Technology has often been left out of the music classroom for fear that it takes away from the human element or experience of music making. But there are many ways in which technology can actually ADD to this human experience and make the music classroom a more effective place of learning.
There’s no doubt, students these days are well acquainted with smartphones so using technology is a way of connecting with Gen Z. Additionally, there are many musical apps which make music education more effective.
If you think about it, even musical instruments such as the piano or flute are a form of technology. They are a tool used to make and enhance music outside of the human voice. Music has always taken advantage of the technology of the times, and today’s music educators should be innovators just like the people who came before them.
Another way technology has historically shaped music comes in the very spaces where the best music is performed. Architects and builders have taken the latest knowledge about acoustics to create performance halls.
In the 20th Century, music educators took advantage of technology as it developed to enhance teaching. Tape recorders were used when live musical accompaniment was impossible. Synthesizers were added to musical ensembles for a fresh new sound. Films were used to show great performances and teach music theory.
Traditionally, music education in the schools had more of a performance focus. Technology is allowing music teachers to improve such performance and expand self awareness by adding reflection to the performance circle. It also allows a shift to embrace music creation. Students are consuming and creating more music than ever. Embracing technology will attract more of these tech-savvy students into the music classroom.
Music teachers are excited about the possibilities tech is introducing into their curriculum. According to the National Association for Music Education, 74 percent of music teachers feel technology is helping to expand and improve the music curriculum.
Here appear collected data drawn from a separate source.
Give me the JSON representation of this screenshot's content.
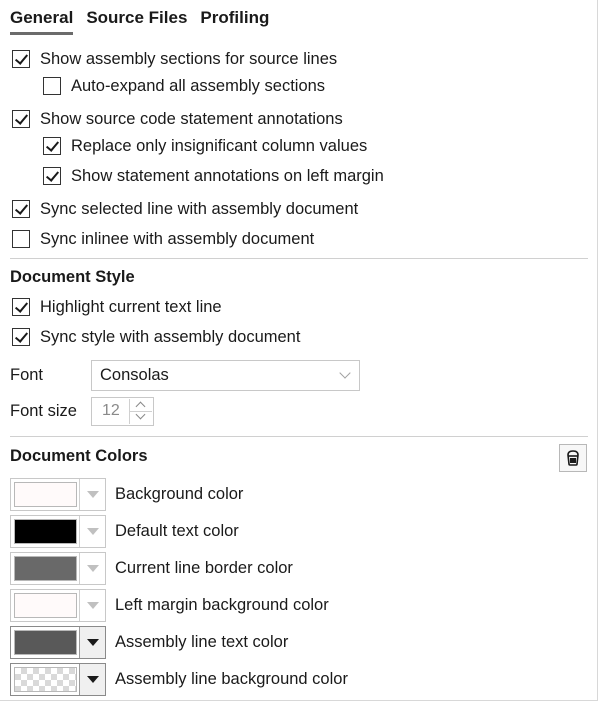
{
  "tabs": [
    {
      "label": "General",
      "active": true
    },
    {
      "label": "Source Files",
      "active": false
    },
    {
      "label": "Profiling",
      "active": false
    }
  ],
  "general_options": [
    {
      "label": "Show assembly sections for source lines",
      "checked": true
    },
    {
      "label": "Auto-expand all assembly sections",
      "checked": false
    },
    {
      "label": "Show source code statement annotations",
      "checked": true
    },
    {
      "label": "Replace only insignificant column values",
      "checked": true
    },
    {
      "label": "Show statement annotations on left margin",
      "checked": true
    },
    {
      "label": "Sync selected line with assembly document",
      "checked": true
    },
    {
      "label": "Sync inlinee with assembly document",
      "checked": false
    }
  ],
  "document_style": {
    "title": "Document Style",
    "options": [
      {
        "label": "Highlight current text line",
        "checked": true
      },
      {
        "label": "Sync style with assembly document",
        "checked": true
      }
    ],
    "font_label": "Font",
    "font_value": "Consolas",
    "font_size_label": "Font size",
    "font_size_value": "12"
  },
  "document_colors": {
    "title": "Document Colors",
    "reset_icon": "paint-bucket-icon",
    "items": [
      {
        "label": "Background color",
        "color": "#fffafa",
        "enabled": false
      },
      {
        "label": "Default text color",
        "color": "#000000",
        "enabled": false
      },
      {
        "label": "Current line border color",
        "color": "#696969",
        "enabled": false
      },
      {
        "label": "Left margin background color",
        "color": "#fffafa",
        "enabled": false
      },
      {
        "label": "Assembly line text color",
        "color": "#595959",
        "enabled": true
      },
      {
        "label": "Assembly line background color",
        "color": "transparent",
        "enabled": true
      }
    ]
  }
}
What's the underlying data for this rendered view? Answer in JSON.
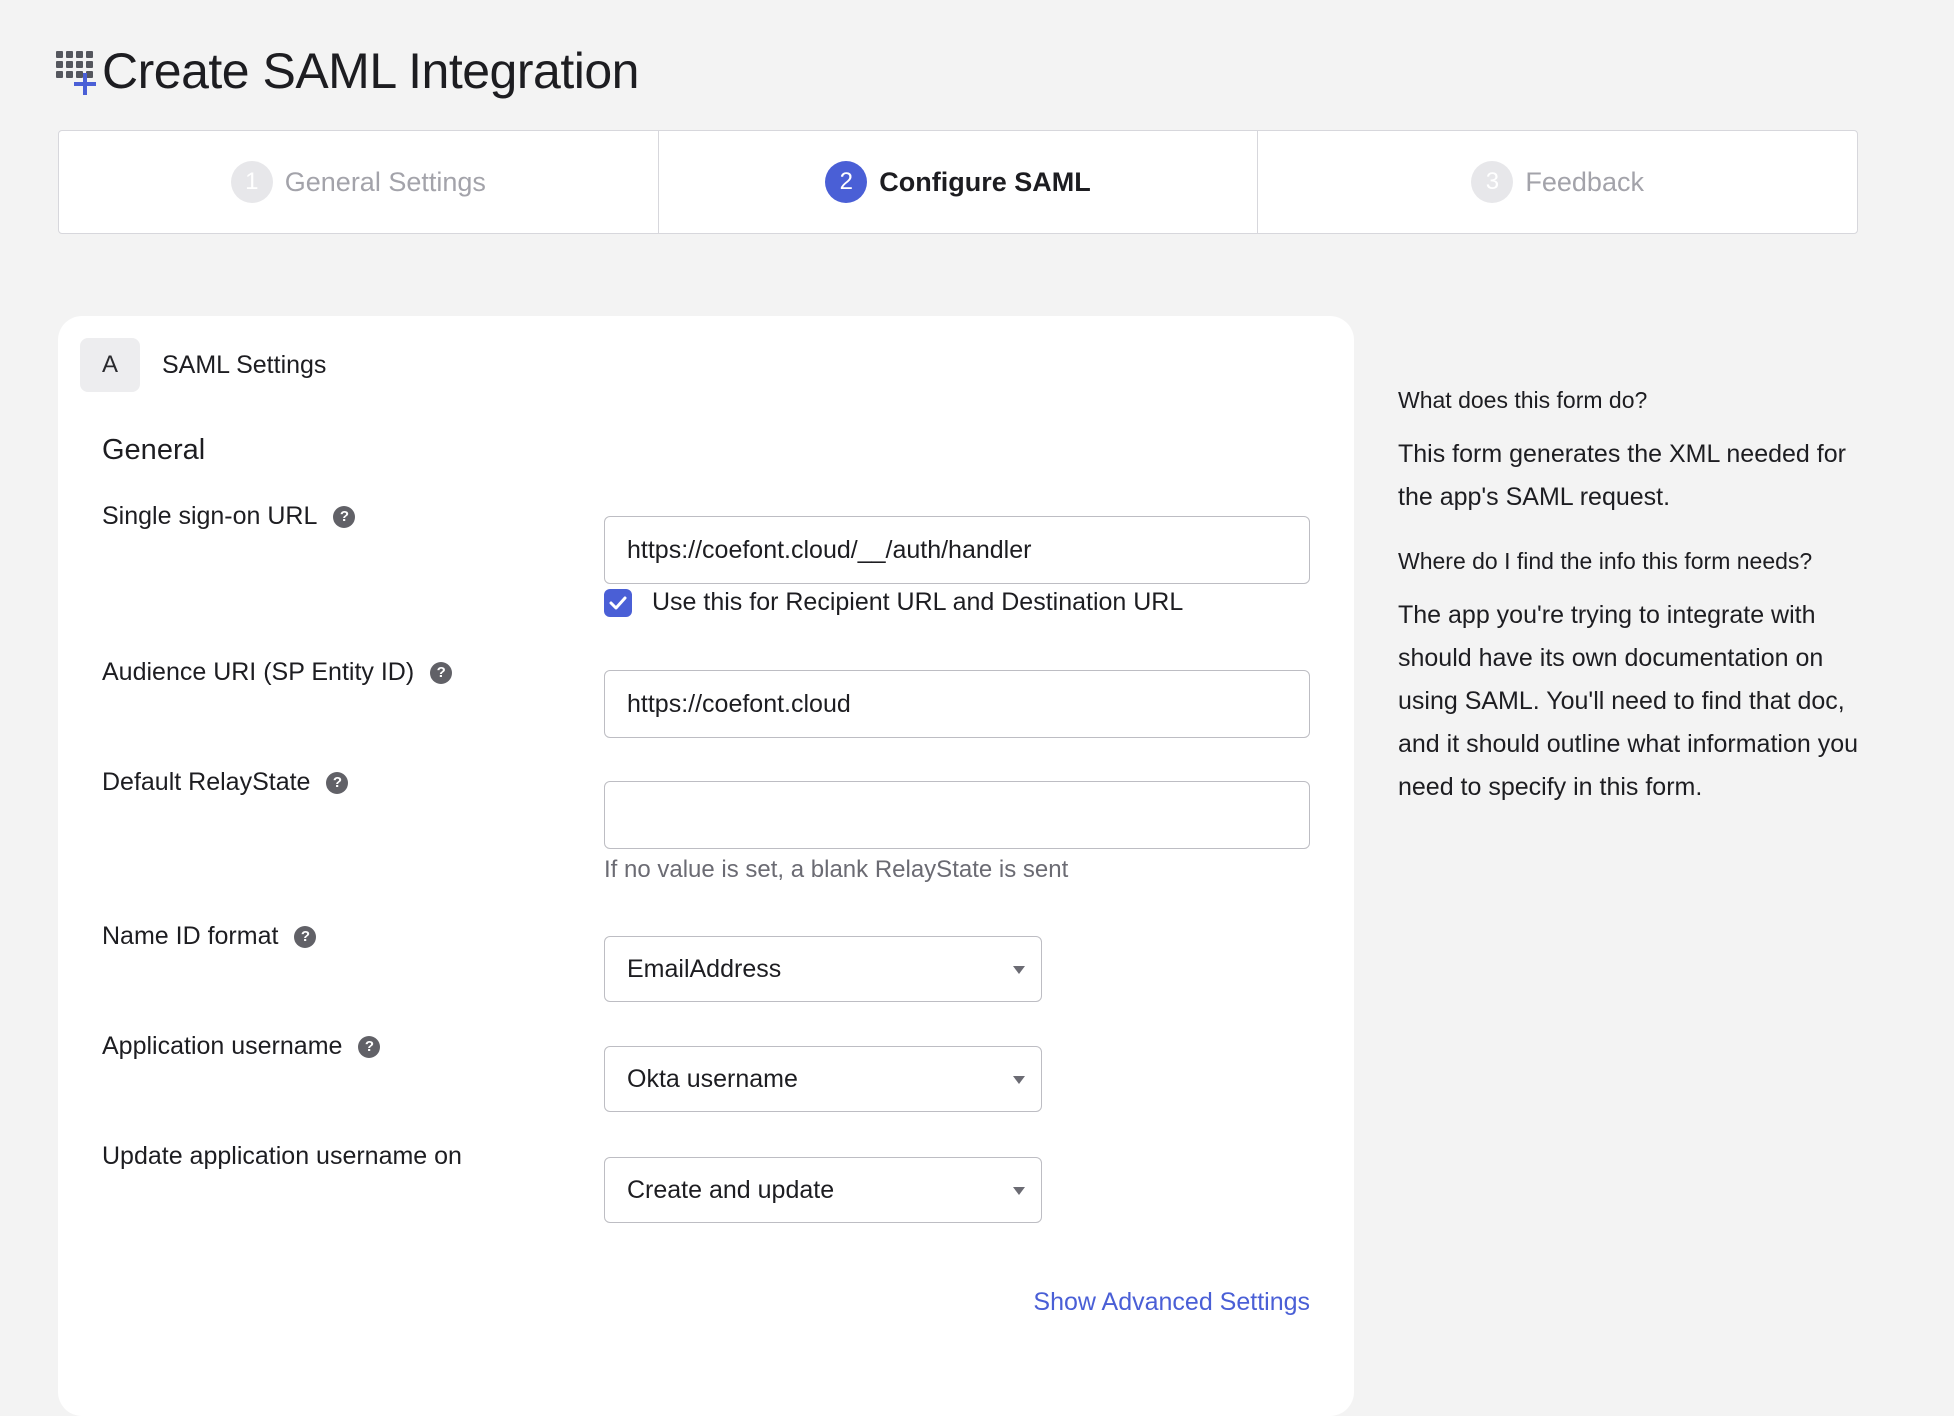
{
  "page": {
    "title": "Create SAML Integration"
  },
  "stepper": {
    "steps": [
      {
        "number": "1",
        "label": "General Settings",
        "state": "inactive"
      },
      {
        "number": "2",
        "label": "Configure SAML",
        "state": "active"
      },
      {
        "number": "3",
        "label": "Feedback",
        "state": "inactive"
      }
    ]
  },
  "section": {
    "badge": "A",
    "title": "SAML Settings",
    "group_title": "General"
  },
  "fields": {
    "sso_url": {
      "label": "Single sign-on URL",
      "value": "https://coefont.cloud/__/auth/handler",
      "checkbox_label": "Use this for Recipient URL and Destination URL",
      "checkbox_checked": true
    },
    "audience_uri": {
      "label": "Audience URI (SP Entity ID)",
      "value": "https://coefont.cloud"
    },
    "relay_state": {
      "label": "Default RelayState",
      "value": "",
      "hint": "If no value is set, a blank RelayState is sent"
    },
    "name_id_format": {
      "label": "Name ID format",
      "selected": "EmailAddress"
    },
    "app_username": {
      "label": "Application username",
      "selected": "Okta username"
    },
    "update_username_on": {
      "label": "Update application username on",
      "selected": "Create and update"
    }
  },
  "links": {
    "advanced": "Show Advanced Settings"
  },
  "help": {
    "q1": "What does this form do?",
    "a1": "This form generates the XML needed for the app's SAML request.",
    "q2": "Where do I find the info this form needs?",
    "a2": "The app you're trying to integrate with should have its own documentation on using SAML. You'll need to find that doc, and it should outline what information you need to specify in this form."
  },
  "colors": {
    "accent": "#4a5fd6",
    "background": "#f3f3f3",
    "card": "#ffffff"
  },
  "icons": {
    "title": "app-add-icon",
    "help": "question-circle-icon",
    "checkbox": "check-icon",
    "select": "caret-down-icon"
  }
}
Similarly, 74 percent of music educators believe technology motivates their students to learn.
There are a number of high-quality apps that allow music teachers to bring technology into the classroom quite inexpensively including:
- Garage Band, which is a simplified recording studio with loops and sound effects and filters for Apple devices.
Soundtrap, which is a cloud based online music studio for songwriting and real time collaborations.
Symphony Pro, which allows you to write and edit music scores by hand and play it back.
Drum Set for Android and Windows, which gives you several different drum configurations to keep the beat alive.
WURRLYedu (I’d be remiss if I didn’t mention ourselves also), which provides a learning management system, lesson plans and assessment tools for teachers as well as thousands of songs (in any key and speed) with timed chords and lyrics, a high quality recording studio and even exclusive videos by Grammy Award winning artists.
Of course, technology is only as good as the teacher who uses it. The teacher who relies on tech to “wow” students but does not follow up with proper pedagogy will soon lose their students’ interest. The best use of technology is to enhance the curriculum rather than using it for its own sake.
In the end, when used properly, technology enhances rather than replaces a good teacher. Students may be able to learn the piano’s notes on a smartphone, but a good teacher is so much more than a keyboard instructor. She inspires students to want to learn, teaches them new skills and helps them practice and improve. She helps her student reflect on and interpret music. She coaches a student through his development and helps develop their self awareness.
Today’s students spend six and a half hours in front of a screen each day. We can choose to see that either as a threat or an opportunity.